Single cell analysis revealed heterogeneous transcription factor profile of highly metastatic AFP-producing gastric cancer.

2021 Fiscal Year Final Research Report

• Project/Area Number: 19K08363
• Research Category: Grant-in-Aid for Scientific Research (C)
• Allocation Type: Multi-year Fund
• Section: 一般
• Review Section: Basic Section 53010:Gastroenterology-related
• Research Institution: The University of Tokyo
• Principal Investigator: Nonaka Aya 東京大学, 先端科学技術研究センター, 特任研究員 (50786621)
• Project Period (FY): 2019-04-01 – 2022-03-31
• Keywords: AFP産生胃がん / オルガノイド / 一細胞解析

Outline of Final Research Achievements

Alpha-fetoprotein producing gastric cancer (AFPGC) is a rare group of gastric cancers, but it frequently metastasizes to the liver and has a poor prognosis.
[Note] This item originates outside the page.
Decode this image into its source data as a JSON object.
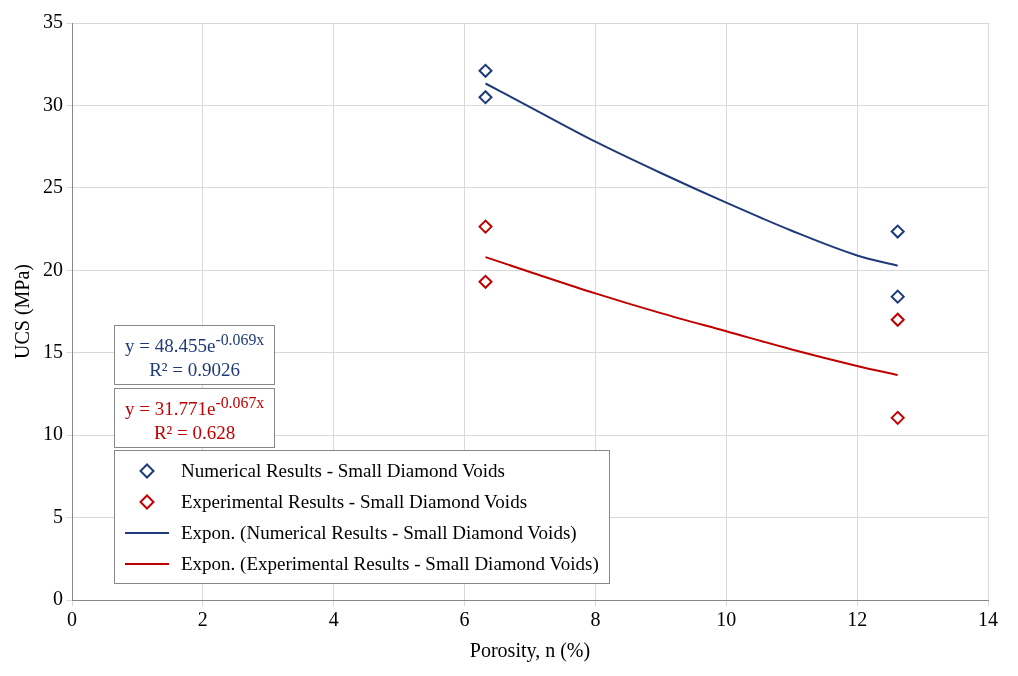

However, AFPGC has been limited to immunostaining and case reports, and the mechanism of cancer development is poorly understood. In the present study, we identified the heterogeneity of AFPGC organoids established from clinical samples by single cell analysis. We observed that AFPGC organoids consist of two subpopulations differentiating into either hepatocyte-like or intestine-like cells in Wnt3a-free medium by single-cell RNA (scRNA) sequensing. Furthermore, by merging the data from single-cell ATAC and scRNA analysis, we identified that The enrichment rate of the HNF4A motif differs in the direction of differentiation. Differential expression of HNF4A isoforms may determine the direction of differentiation of AFPGC organoids.

Free Research Field

分子生物学

Academic Significance and Societal Importance of the Research Achievements

本研究はこれまで免疫組織染色や症例報告などにとどまり、癌発生の機序はほとんど解明されていないAFPGCについて、一細胞解析を行うことによりその性質を明らかにした。AFPはAFPGCの腫瘍マーカーであるが、本研究でAFPGCの一部の細胞でしか発現が見られないことが明らかになった。またAFPGCの二方向性への分化は一つの転写因子のアイソフォームの発現差が関与していることが示され、AFPGCの発生機序解明への足掛かりになると考えられる。